OPTIONS
RFC 9110 §9.3.7 — Capability discovery. Allow header presence differential. Not cacheable.
Source: RFC 9110 — HTTP Semantics (June 2022)
Authors: R. Fielding (Ed.), M. Nottingham (Ed.), J. Reschke (Ed.)
9.3.7. OPTIONS
The OPTIONS method requests information about the communication options available for the target resource, at either the origin server or an intervening intermediary. This method allows a client to determine the options and/or requirements associated with a resource, or the capabilities of a server, without implying a resource action.
An OPTIONS request with an asterisk ("") as the request target (Section 7.1) applies to the server in general rather than to a specific resource. Since a server's communication options typically depend on the resource, the "" request is only useful as a "ping" or "no-op" type of method; it does nothing beyond allowing the client to test the capabilities of the server.

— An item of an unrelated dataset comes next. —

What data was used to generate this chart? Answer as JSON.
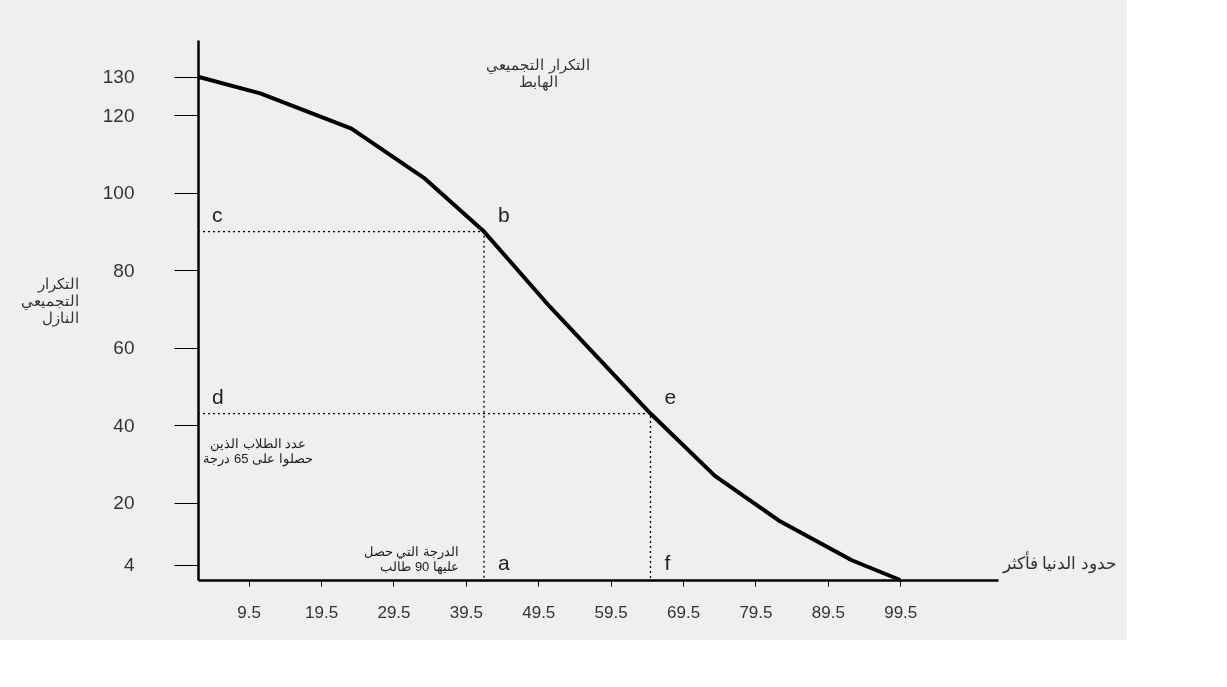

For example, this can be used to test a proxy for HTTP/1.1 conformance (or lack thereof).
If the request target is not an asterisk, the OPTIONS request applies to the options that are available when communicating with the target resource.
A server generating a successful response to OPTIONS SHOULD send any header that might indicate optional features implemented by the server and applicable to the target resource (e.g., Allow), including potential extensions not defined by this specification. The response content, if any, might also describe the communication options in a machine or human-readable representation. A standard format for such a representation is not defined by this specification, but might be defined by future extensions to HTTP.
A client MAY send a Max-Forwards header field in an OPTIONS request to target a specific recipient in the request chain (see Section 7.6.2). A proxy MUST NOT generate a Max-Forwards header field while forwarding a request unless that request was received with a Max-Forwards field.
A client that generates an OPTIONS request containing content MUST send a valid Content-Type header field describing the representation media type. Note that this specification does not define any use for such content.
Responses to the OPTIONS method are not cacheable.